I wanted to bring a bit of variety and colour into my wardrobe this season. Shopping in general, whether it’s for food, household stuff or clothes, does not rank high on my list of favourite activities. I can think of tonnes of things that are more fun than wondering aimlessly around a gigantic shopping centre, full of stressed people hunting for the latest bargains.
Being visually impaired doesn’t make it easier. I have to take every item out of the shelf and hold it really close to my face or even use a magnifier to see what it is. Apart from people staring at me, this is very slow and frustrating. Initially, I was ashamed to ask for help and bought whatever I could identify. I ended up with rather random stuff in my trolley and if I was really unlucky, I got meat pizza instead of the vegetarian version. After a while, I overcame my pride somewhat and now I get the shop assistants to help me. Most of them are very friendly, but in places like Aldi it can be hard to find someone. More upmarket places like Tesco do home delivery.
I enjoy clothes shopping with my mum. We are having great fun laughing about some of the more ridiculous fashion trends and I know she is honest when something doesn’t suit me - sometimes even too honest. But my mum is also the conventional jeans-type, so I ended up buying similar clothes twice a year when I was home in Germany.
I have seen personal shoppers on TV, transforming slightly uncomfortable looking participants into completely new people with the help of high-maintenance haircuts, lots of make-up and pretty clothes nobody would wear in everyday life. But my boyfriend had used personal shoppers before and was very happy with the service and encouraged me to give it a go. In fact, he made the appointment in the biggest New Look store in Dublin; otherwise, I would probably still be talking about doing it.

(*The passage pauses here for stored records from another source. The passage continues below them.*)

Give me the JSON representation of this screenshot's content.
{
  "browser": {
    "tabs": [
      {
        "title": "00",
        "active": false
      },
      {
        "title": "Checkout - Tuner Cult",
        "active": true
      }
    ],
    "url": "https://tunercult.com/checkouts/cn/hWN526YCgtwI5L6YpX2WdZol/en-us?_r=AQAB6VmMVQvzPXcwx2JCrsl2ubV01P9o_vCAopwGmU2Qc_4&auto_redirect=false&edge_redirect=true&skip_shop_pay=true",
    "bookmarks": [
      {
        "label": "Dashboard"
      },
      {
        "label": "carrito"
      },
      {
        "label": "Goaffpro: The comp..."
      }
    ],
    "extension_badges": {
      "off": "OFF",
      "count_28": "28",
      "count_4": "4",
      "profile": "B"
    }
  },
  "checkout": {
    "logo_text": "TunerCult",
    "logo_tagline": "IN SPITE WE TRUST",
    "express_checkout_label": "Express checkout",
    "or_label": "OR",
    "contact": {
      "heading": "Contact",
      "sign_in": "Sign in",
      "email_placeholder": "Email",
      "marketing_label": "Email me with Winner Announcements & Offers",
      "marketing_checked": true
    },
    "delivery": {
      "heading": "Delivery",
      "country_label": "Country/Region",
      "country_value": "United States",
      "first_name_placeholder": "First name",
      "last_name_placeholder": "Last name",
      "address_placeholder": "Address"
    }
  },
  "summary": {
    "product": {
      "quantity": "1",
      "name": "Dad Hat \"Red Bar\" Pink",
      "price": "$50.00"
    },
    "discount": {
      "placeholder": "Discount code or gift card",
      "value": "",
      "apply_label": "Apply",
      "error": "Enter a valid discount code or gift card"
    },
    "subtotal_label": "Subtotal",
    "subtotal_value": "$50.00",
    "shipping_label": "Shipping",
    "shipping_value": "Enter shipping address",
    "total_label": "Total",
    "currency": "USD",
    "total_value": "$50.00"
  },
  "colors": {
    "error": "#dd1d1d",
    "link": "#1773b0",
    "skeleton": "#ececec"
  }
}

I was very nervous and self-conscious in the beginning. I showed the lady who was helping me some pictures of clothes I liked from the New Look website and half expected her to shake her head in despair, saying these styles don’t suit me. Of course she didn’t. I managed to say that I want to wear something more adventurous and elegant than jeans and off we went through the fashion labyrinth. I took whatever she suggested. "No harm in trying," I thought. While I liked some pieces at first sight, I would have never even thought of trying a leather skirt for example. Surprisingly, it looked really good and I bought it. It’s one of my favourite skirts now and it doesn’t have to be ironed.
I had a whole changing area to myself and actually really enjoyed this shopping trip. We had a great chat about what colours and styles go together and it almost felt like a shopping trip with a friend. I realised that I had been too hard on myself when it comes to what goes with what. I’m a perfectionist, but as my granny says: “Nowadays, almost everything goes together”. The challenge with skirts and dresses is to find matching shoes I can walk in, but we managed to find a pair with relatively small heels and like everything else, it’s all about practice.
Since I don’t want to go shopping anytime again soon, I bought lots of stuff. That way, you can make sure every top goes with every skirt, instead of buying single pieces, only to discover that you have nothing to go with it once you get home. I would definitely recommend availing of personal shoppers for everyone, visually impaired or not. It’s fun, efficient and full of surprises. A new style can make a huge difference and I got only positive feedback from my friends. The shop assistants are passionate about fashion and helping customers is a welcome break from stocking shelves or standing at the till to them.
I’ll definitely be back in the winter season, but shopping, whether it’s food, household stuff or clothes, does not rank high on my favourite activity list.